Imagine Sherlock Holmes weaving his way through Mr. Boddy’s mansion and being shown the Clue cards held by different players as he moves through rooms. After a few turns, Sherlock pieces together bits of information and begins to believe Colonel Mustard committed the murder with the pistol in the dining room. He came to this conclusion because he’d previously been shown cards that Miss Scarlett and Mrs. White were innocent, and he noted that no one could produce the pistol card. He himself holds the cards for the candlestick, Professor Plum, and lead pipe and he surmises that you, the player to his left, hold the card for Mr. Green and the knife based on what you have shown others who made guesses about them. Based on the data he collected, his hypothesis is that Colonel Mustard is the killer. This is the equivalent of discovery research.

If this were a real murder mystery and not a board game, he might base his theory on data collected from interviews. Perhaps Colonel Mustard owed large sums of money to Mr. Boddy, the victim, and this desperation led to murder. In this case, Sherlock would use hypothesis testing to try to solve the mystery. He might look into Colonel Mustard’s finances or check his bank statements. He might search the victim’s desk for any evidence of conflict with Colonel Mustard over money.
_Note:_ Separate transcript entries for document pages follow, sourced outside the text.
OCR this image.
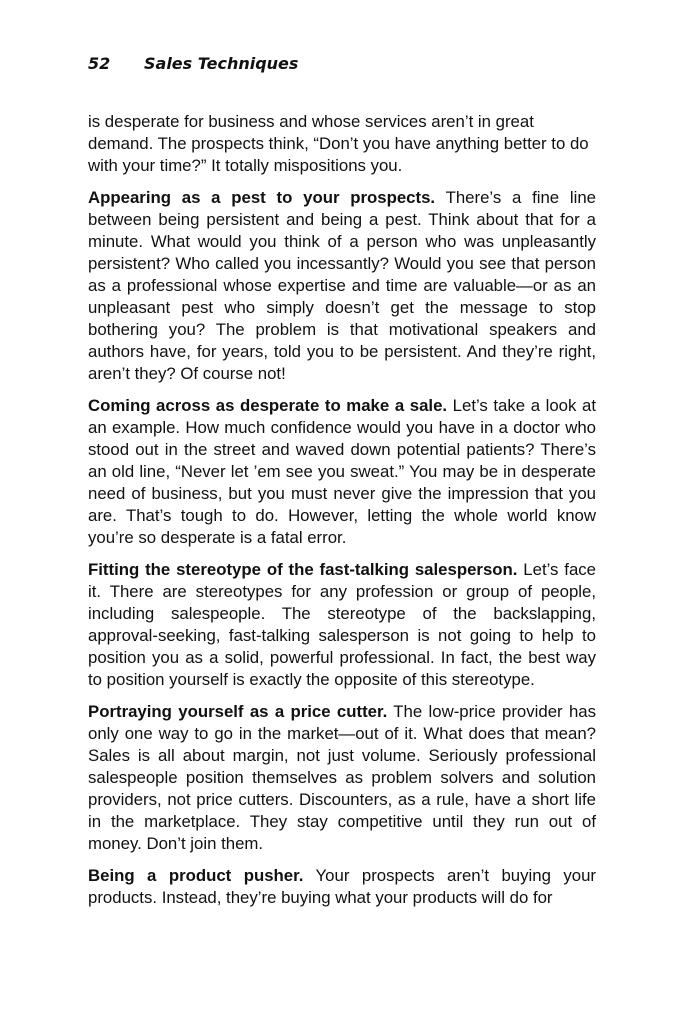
52 Sales Techniques

is desperate for business and whose services aren’t in great demand. The prospects think, “Don’t you have anything better to do with your time?” It totally mispositions you.

Appearing as a pest to your prospects. There’s a fine line between being persistent and being a pest. Think about that for a minute. What would you think of a person who was unpleasantly persistent? Who called you incessantly? Would you see that person as a professional whose expertise and time are valuable—or as an unpleasant pest who simply doesn’t get the message to stop bothering you? The problem is that motivational speakers and authors have, for years, told you to be persistent. And they’re right, aren’t they? Of course not!

Coming across as desperate to make a sale. Let’s take a look at an example. How much confidence would you have in a doctor who stood out in the street and waved down potential patients? There’s an old line, “Never let ’em see you sweat.” You may be in desperate need of business, but you must never give the impression that you are. That’s tough to do. However, letting the whole world know you’re so desperate is a fatal error.

Fitting the stereotype of the fast-talking salesperson. Let’s face it. There are stereotypes for any profession or group of people, including salespeople. The stereotype of the backslapping, approval-seeking, fast-talking salesperson is not going to help to position you as a solid, powerful professional. In fact, the best way to position yourself is exactly the opposite of this stereotype.

Portraying yourself as a price cutter. The low-price provider has only one way to go in the market—out of it. What does that mean? Sales is all about margin, not just volume. Seriously professional salespeople position themselves as problem solvers and solution providers, not price cutters. Discounters, as a rule, have a short life in the marketplace. They stay competitive until they run out of money. Don’t join them.

Being a product pusher. Your prospects aren’t buying your products. Instead, they’re buying what your products will do for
He might ask the Colonel’s daughter where he was the night of the murder or go to the local gun store to see if the Colonel has made a recent purchase. While completely valid, a weakness of this approach is that Colonel Mustard may not be the killer. The approach may clear the good Colonel, and no one will be falsely accused (a “false positive” as we say in research and medicine”), but in the process, time has been wasted. There are 5 other potential killers—Mrs. Peacock, Mr. Green, Professor Plum, etc. While Sherlock is gathering evidence for the Colonel, he is ignoring their possible roles in the murder. If the killer is Mr. Green, then there may even be an awkward moment when Sherlock looks through the cards in the answer envelope to learn he is wrong. But this is what hypothesis testing is all about, and sometimes scientists are wrong. If Sherlock has the correct hypothesis, he will find the killer, but if he is wrong, the true killer may get away.
“Compared to exposomics, traditional environmental health by itself is incremental and slow. While a bit simplified, the game of Clue intuitively shows that data collection and inductive reasoning leads to deductions that in turn cause us to test hypotheses. This is how exposomics and environmental health can work together”.
Dr. Robert Wright
Prior to the advent of discovery science, there was a tendency to be singularly deductive in science and focus on hypothesis testing for a very small number of risk factors. Instead of searching for new clues, we simply took what we already knew and reapplied it in a slightly different fashion. This is why there are tens of thousands of studies that focus on a handful of environmental factors, such as smoking, lead poisoning, phthalates, and air pollution, even though we know there are millions of important environmental factors in our lives. This ad hoc approach of sticking to what we already understand slows down scientific progress and limits our understanding of how environment impacts health.
Combining tools
Compared to exposomics, traditional environmental health by itself is incremental and slow. While a bit simplified, the game of Clue intuitively shows that data collection and inductive reasoning leads to deductions that in turn cause us to test hypotheses. This is how exposomics and environmental health can work together. We can be inductive by collecting evidence without a hypothesis (exposomics), analyze that evidence to try to piece together what is happening, weed out extraneous information, and deduce a hypothesis that we can rigorously test (environmental health).